Fall marks a homecoming to Madrid Fashion Week for Ernesto Naranjo, who first participated in the event in 2014 when he was still a student at Central Saint Martins. In the intervening decade-plus the designer lived abroad, worked with John Galliano at Maison Margiela, founded his own company, and started teaching. His new collection exhibits the skills he developed, but also shows his range. Naranjo is known for dresses, but like many others this season, he had a feeling for build-a-look separates. “I always felt that I was an event designer—and I know that I am that person and I love it—but I wanted to put myself outside of the comfort zone,” he said on a call.
Naranjo’s building blocks were garments that he cut mostly from circular and square-cut patterns.

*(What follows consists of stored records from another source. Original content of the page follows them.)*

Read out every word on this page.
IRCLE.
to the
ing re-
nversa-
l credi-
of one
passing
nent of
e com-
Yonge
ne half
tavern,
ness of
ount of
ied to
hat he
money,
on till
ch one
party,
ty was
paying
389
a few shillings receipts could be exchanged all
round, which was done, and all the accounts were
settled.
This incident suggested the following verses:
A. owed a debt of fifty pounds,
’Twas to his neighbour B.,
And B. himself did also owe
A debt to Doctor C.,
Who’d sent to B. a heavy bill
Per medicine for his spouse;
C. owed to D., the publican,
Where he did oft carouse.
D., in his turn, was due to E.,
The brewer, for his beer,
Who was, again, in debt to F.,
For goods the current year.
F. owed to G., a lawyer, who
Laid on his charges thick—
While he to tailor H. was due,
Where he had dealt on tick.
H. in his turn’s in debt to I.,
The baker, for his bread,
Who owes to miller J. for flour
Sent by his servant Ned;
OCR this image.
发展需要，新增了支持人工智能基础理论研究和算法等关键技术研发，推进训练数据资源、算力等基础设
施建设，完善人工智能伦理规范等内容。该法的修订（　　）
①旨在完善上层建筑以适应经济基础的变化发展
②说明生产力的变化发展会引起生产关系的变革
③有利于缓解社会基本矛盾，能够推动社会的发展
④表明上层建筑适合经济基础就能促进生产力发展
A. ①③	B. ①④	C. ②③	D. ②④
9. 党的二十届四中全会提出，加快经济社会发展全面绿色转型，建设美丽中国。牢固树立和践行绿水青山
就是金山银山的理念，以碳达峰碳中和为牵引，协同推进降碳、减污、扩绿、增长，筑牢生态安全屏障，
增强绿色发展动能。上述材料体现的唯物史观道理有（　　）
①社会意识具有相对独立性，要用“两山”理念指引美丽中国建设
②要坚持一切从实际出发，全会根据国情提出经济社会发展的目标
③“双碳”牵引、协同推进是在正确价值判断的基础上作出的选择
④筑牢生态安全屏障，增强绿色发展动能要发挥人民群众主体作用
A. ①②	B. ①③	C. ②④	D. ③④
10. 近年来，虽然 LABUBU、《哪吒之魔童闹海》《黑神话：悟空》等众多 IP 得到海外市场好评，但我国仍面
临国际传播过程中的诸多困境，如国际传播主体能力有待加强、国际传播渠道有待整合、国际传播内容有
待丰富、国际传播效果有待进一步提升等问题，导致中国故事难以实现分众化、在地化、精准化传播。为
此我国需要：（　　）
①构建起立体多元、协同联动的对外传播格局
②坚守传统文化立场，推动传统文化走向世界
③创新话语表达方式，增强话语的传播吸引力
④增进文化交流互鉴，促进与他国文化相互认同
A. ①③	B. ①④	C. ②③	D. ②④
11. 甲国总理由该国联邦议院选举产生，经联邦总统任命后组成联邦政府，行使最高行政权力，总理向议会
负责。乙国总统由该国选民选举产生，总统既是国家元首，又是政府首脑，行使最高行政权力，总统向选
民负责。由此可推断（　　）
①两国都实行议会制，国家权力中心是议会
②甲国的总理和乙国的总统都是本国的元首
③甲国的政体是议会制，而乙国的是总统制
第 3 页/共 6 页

Some of these turned into soft sculptures on the body—see the LBD and the two-tone cape. Others were multifunctional, like tops that could be worn as skirts. He also repurposed belts as dramatic collars. Straw pom-poms peeking out from the folds of a pink chiffon blouse also adorned belts, a style that some models slung decoratively over their shoulders. If these look familiar, it’s because they resemble the flowers flamenco dancers wear and were made in Andalusia, where Naranjo is from.
Further-flung reference points included artists Ángela de la Cruz, Gillian Theobald, the Gutai movement, and Studio 54 glam. The last was most legibly expressed in draped jersey and glittering lamés. Closures, as is usual here, were minimal; the sensuality of a stray button or a ribbon tie suggested states of undress. The opening looks of crin-framed jersey danced on their own.